The picture shows how some residents in Hyderabad, India get their electricity. This visually confirms the demand for electricity by people in less developed countries, and guarantees that electricity consumption will increase rapidly in the developing world. Energy use in non-OECD countries will increase by 90 percent from 2010 to 2040; in OECD countries, the increase is 17 percent according to U.S. Energy Information Administration (EIA).
Global fossil energy, especially coal, consumption will inevitably climb even though renewable and nuclear are projected to grow at faster rates.

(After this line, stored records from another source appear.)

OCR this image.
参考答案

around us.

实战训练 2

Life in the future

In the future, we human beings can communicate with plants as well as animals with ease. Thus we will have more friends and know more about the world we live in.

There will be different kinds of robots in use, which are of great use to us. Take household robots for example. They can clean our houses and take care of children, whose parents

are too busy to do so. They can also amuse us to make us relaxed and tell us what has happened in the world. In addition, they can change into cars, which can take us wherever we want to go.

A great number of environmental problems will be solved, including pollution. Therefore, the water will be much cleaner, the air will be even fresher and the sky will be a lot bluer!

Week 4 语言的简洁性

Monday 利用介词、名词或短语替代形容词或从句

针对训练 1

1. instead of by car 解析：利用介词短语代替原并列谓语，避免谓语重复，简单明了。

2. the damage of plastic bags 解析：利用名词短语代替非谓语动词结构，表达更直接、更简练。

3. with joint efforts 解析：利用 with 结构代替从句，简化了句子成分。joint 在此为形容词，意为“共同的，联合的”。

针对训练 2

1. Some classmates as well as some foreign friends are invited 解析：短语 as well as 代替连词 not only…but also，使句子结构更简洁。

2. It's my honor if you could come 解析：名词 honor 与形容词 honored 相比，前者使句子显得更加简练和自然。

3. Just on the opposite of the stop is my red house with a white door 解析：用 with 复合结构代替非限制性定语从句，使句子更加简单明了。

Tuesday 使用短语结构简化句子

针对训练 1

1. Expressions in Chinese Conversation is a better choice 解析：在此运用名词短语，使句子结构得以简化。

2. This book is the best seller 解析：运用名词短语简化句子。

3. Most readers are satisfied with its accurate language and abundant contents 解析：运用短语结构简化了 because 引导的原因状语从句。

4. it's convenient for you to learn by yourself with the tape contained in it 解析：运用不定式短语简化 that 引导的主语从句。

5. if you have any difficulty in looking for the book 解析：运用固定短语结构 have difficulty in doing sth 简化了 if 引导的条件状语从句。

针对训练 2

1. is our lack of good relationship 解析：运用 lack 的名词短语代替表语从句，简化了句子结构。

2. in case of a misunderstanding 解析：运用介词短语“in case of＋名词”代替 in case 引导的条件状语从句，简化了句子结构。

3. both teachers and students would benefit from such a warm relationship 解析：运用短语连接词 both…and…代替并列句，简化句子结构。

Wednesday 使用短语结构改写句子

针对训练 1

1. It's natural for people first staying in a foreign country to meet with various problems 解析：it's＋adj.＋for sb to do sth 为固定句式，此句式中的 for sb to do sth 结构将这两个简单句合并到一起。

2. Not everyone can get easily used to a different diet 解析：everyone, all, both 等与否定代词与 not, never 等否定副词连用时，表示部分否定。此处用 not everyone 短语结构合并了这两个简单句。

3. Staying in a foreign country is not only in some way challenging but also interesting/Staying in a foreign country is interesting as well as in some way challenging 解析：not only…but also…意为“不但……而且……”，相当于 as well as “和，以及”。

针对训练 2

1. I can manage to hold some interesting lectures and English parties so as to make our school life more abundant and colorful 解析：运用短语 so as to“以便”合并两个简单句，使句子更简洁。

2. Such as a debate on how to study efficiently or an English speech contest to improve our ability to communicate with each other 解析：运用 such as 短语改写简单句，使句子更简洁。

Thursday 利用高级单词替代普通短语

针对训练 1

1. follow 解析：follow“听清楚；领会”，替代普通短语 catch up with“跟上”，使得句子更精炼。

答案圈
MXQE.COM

EIA projects that global renewable and nuclear energy will grow 2.5 percent per year between 2010 and 2040, and represent 22 percent of global consumption in 2040. Coal consumption will grow from about 150 quadrillion BTu in 2010 to over 225 quadrillion BTu in 2040.
In 2009 the number of people without access to electricity was 1.3 billion or almost 20% of the world’s population. These people reside primarily in sub-Saharan Africa and South Asia. China delivers electricity to a significantly higher portion of its populations (over 90 percent) than sub-Saharan Africa (30.5 percent have electricity) and South Asia (68.5 percent have electricity) according to the International Energy Agency (IEA) 2011 World Energy Outlook. IEA also notes that recent increases in access to electricity are primarily due to increased urbanization, not the expansion of the grid into rural areas–again, note the picture.
I leave you to wonder how a 30 percent reduction in emissions from U.S. coal-fired power plants will affect global emissions.